By Mark Reagan
San Antonio Current
Originally published Dec. 1, 2014
Texas Attorney General Greg Abbott and heir to the Lone Star State’s governorship, recently ruled against an open records request we filed.
After a black man named Michael Brown was killed earlier this year by a white cop named Darren Wilson, we watched and listened, like most of the nation, as Ferguson, Missouri, erupted into protests against the police.
During the ensuing months, many conversations about race and policing became prevalent on TV screens and in news publications.
One topic repeatedly visited by pundits and at coffee tables around the country was the militarization of police. With images of police in body armor pointing high-powered weapons at unarmed civilians, everyone began talking about the 1033 military surplus program, which allows local police departments to acquire surplus military equipment.
And so, in the spirit of finding out whether our local law enforcement agencies were using the program to acquire weapons, we filed a slew of open record requests.
The military surplus request was an easy one, because finding out which law enforcement agencies in Bexar County applied and received equipment through the 1033 program just required an open records request with the Department of Public Safety, Texas’ administering agency for the federal program.

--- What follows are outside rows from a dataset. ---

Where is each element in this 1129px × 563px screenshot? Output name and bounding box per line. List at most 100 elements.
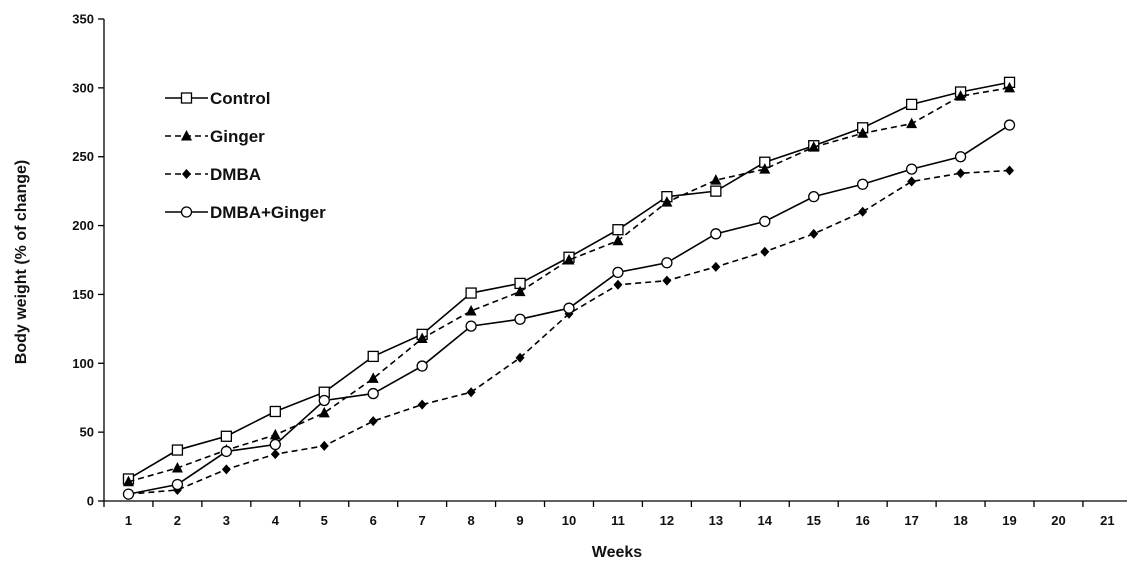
- data-point: [711, 261, 721, 272]
- y-tick-label: 300: [72, 80, 94, 95]
- data-point: [613, 279, 623, 290]
- x-tick-label: 13: [709, 513, 723, 528]
- x-tick-label: 17: [904, 513, 918, 528]
- data-point: [858, 206, 868, 217]
- data-point: [514, 313, 526, 325]
- data-point: [122, 475, 134, 487]
- data-point: [318, 406, 330, 418]
- data-point: [269, 405, 281, 418]
- data-point: [465, 287, 477, 299]
- y-tick-label: 0: [87, 494, 94, 509]
- data-point: [955, 90, 967, 101]
- data-point: [612, 224, 624, 236]
- data-point: [760, 246, 770, 257]
- data-point: [367, 350, 379, 363]
- data-point: [906, 117, 918, 129]
- data-point: [171, 478, 184, 491]
- legend-marker: [181, 130, 192, 141]
- data-point: [368, 416, 378, 427]
- data-point: [514, 285, 526, 297]
- x-tick-label: 18: [953, 513, 967, 528]
- x-tick-label: 9: [516, 513, 523, 528]
- y-tick-label: 150: [72, 287, 94, 302]
- data-point: [808, 141, 820, 152]
- x-tick-label: 15: [807, 513, 821, 528]
- data-point: [661, 257, 673, 269]
- series-ginger: [122, 81, 1016, 487]
- legend: Control Ginger DMBA DMBA+Ginger: [165, 89, 326, 222]
- y-tick-label: 50: [80, 425, 94, 440]
- data-point: [318, 394, 330, 407]
- data-point: [563, 302, 575, 314]
- legend-item: DMBA+Ginger: [165, 203, 326, 222]
- data-point: [857, 127, 869, 138]
- legend-label: DMBA: [210, 165, 261, 184]
- x-tick-label: 20: [1051, 513, 1065, 528]
- data-point: [857, 178, 869, 190]
- y-tick-label: 350: [72, 12, 94, 27]
- legend-item: Control: [165, 89, 270, 108]
- data-point: [710, 174, 722, 185]
- x-tick-label: 4: [272, 513, 280, 528]
- data-point: [808, 191, 820, 203]
- series-layer: [122, 76, 1016, 500]
- y-tick-label: 100: [72, 356, 94, 371]
- data-point: [269, 438, 281, 451]
- data-point: [466, 387, 476, 398]
- data-point: [1003, 119, 1016, 131]
- y-tick-label: 200: [72, 218, 94, 233]
- series-dmba-ginger: [122, 119, 1016, 500]
- data-point: [221, 464, 231, 475]
- x-tick-label: 16: [855, 513, 869, 528]
- x-tick-label: 21: [1100, 513, 1114, 528]
- data-point: [954, 151, 967, 163]
- data-point: [122, 488, 135, 500]
- data-point: [416, 360, 428, 372]
- data-point: [662, 275, 672, 286]
- data-point: [465, 320, 477, 332]
- data-point: [661, 196, 673, 207]
- data-point: [270, 449, 280, 460]
- data-point: [907, 176, 917, 187]
- x-tick-label: 12: [660, 513, 674, 528]
- data-point: [759, 215, 771, 228]
- data-point: [367, 372, 379, 383]
- data-point: [220, 430, 233, 442]
- data-point: [905, 98, 918, 111]
- data-point: [1005, 165, 1015, 176]
- data-point: [367, 387, 379, 400]
- data-point: [759, 163, 771, 174]
- x-tick-label: 7: [419, 513, 426, 528]
- data-point: [220, 445, 233, 458]
- data-point: [710, 185, 722, 197]
- y-axis-title: Body weight (% of change): [13, 160, 30, 364]
- data-point: [465, 304, 477, 316]
- legend-marker: [180, 206, 193, 218]
- data-point: [417, 399, 427, 410]
- x-tick-label: 1: [125, 513, 132, 528]
- x-tick-label: 19: [1002, 513, 1016, 528]
- legend-label: Ginger: [210, 127, 265, 146]
- legend-item: DMBA: [165, 165, 261, 184]
- data-point: [319, 440, 329, 451]
- x-tick-label: 6: [370, 513, 377, 528]
- data-point: [612, 266, 624, 279]
- legend-marker: [180, 92, 193, 104]
- series-line: [128, 87, 1010, 483]
- x-tick-label: 8: [467, 513, 474, 528]
- data-point: [710, 228, 722, 240]
- data-point: [416, 332, 428, 343]
- data-point: [269, 428, 281, 440]
- x-tick-label: 2: [174, 513, 181, 528]
- legend-label: DMBA+Ginger: [210, 203, 326, 222]
- x-axis-title: Weeks: [592, 544, 643, 561]
- data-point: [515, 352, 525, 363]
- x-tick-label: 11: [611, 513, 625, 528]
- data-point: [809, 228, 819, 239]
- data-point: [905, 163, 918, 175]
- x-tick-label: 14: [758, 513, 773, 528]
- y-tick-label: 250: [72, 149, 94, 164]
- data-point: [612, 234, 624, 246]
- data-point: [171, 461, 183, 473]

The request that was denied involves lesser known programs, namely the Department of Homeland Security Grant Program, which is comprised of the State Homeland Security Program, the Urban Areas Security Initiative program and Operation Stonegarden.
For Ficsal Year 2014, the State Homeland Security Program has more than $401 million set out for allotment. This grant aims to support “the implementation of risk driven, capabilities-based State Homeland Security Strategies to address capability targets set in Urban Area, State, and regional Threat and Hazard Identification and Risk Assessments,” according to a Federal Emergency Management Agency (FEMA) fact sheet.
Here’s the breakdown for the Urban Areas Security Initiative, for which nearly $600 million of your federal tax dollars were allotted for: “The UASI program funds addressed the unique risk driven and capabilities-based planning, organization, equipment, training, and exercise needs of high-threat, high-density Urban Areas based on the capability targets identified during the THIRA process and associated assessment efforts; and assists them in building an enhanced and sustainable capacity to prevent, protect against, mitigate, respond to, and recover from acts of terrorism.”
And finally, Operation Stonegarden, which has $55 million in funding set aside for Fiscal Year 2014, is ” intended to enhance cooperation and coordination among local, tribal, territorial, state, and Federal law enforcement agencies in a joint mission to secure the United States’ borders along routes of ingress from international borders to include travel corridors in States bordering Mexico and Canada, as well as states and territories with international water borders.”
So we filed an open record request with the City of San Antonio in an attempt to find out if the police department filed applications to the DHS Homeland Security Program—whether those applications were accepted, denied or accepted in part.
Well, the AG’s office ruled that because of San Antonio’s proximity to the border, which was San Antonio’s argument against releasing the information to us (cartels, drug and human traffickers), the Alamo City doesn’t have to release the requested information because “the information at issue relates to an assessment of the risk or vulnerability of persons or property, including critical infrastructure, to an act of terrorism or related criminal activity,” Assistant Attorney General Kristi L. Godden wrote.
Despite the ruling, the City Council must approve use of funds from the State Homeland Security Program grant, and they need eight or more council members to vote in favor of the use of those funds. And on Thursday, City Council will do just that.
City Council will vote on whether to allot $267,768 from the State Homeland Security Program grant fund to purchase an airborne color/infrared imaging camera from the Ontario-based Wescam, Inc.
The camera will be used “to conduct searches for missing persons, suspects, evidence and equipment,” which hardly seems related to the cartel threat cited in San Antonio’s request for an AG opinion as a reason not to comply with the open record request and more like something you might see an officer discussing on the popular TV show “COPS.”
According to the proposed ordinance, the funding will come from the Fiscal Year 2013 State Homeland Security Program grant fund, though a search of FEMA Fiscal Year 2013 allocations didn’t list San Antonio. The Alamo City is listed in Fiscal Year 2014 allocations, for a sum of $1 million.
So it seems strange that the AG would deny this particular open record request from a print publication (and that the City was opposed to releasing the info) even though City Council must cast a public vote on the use of the funds from these grants.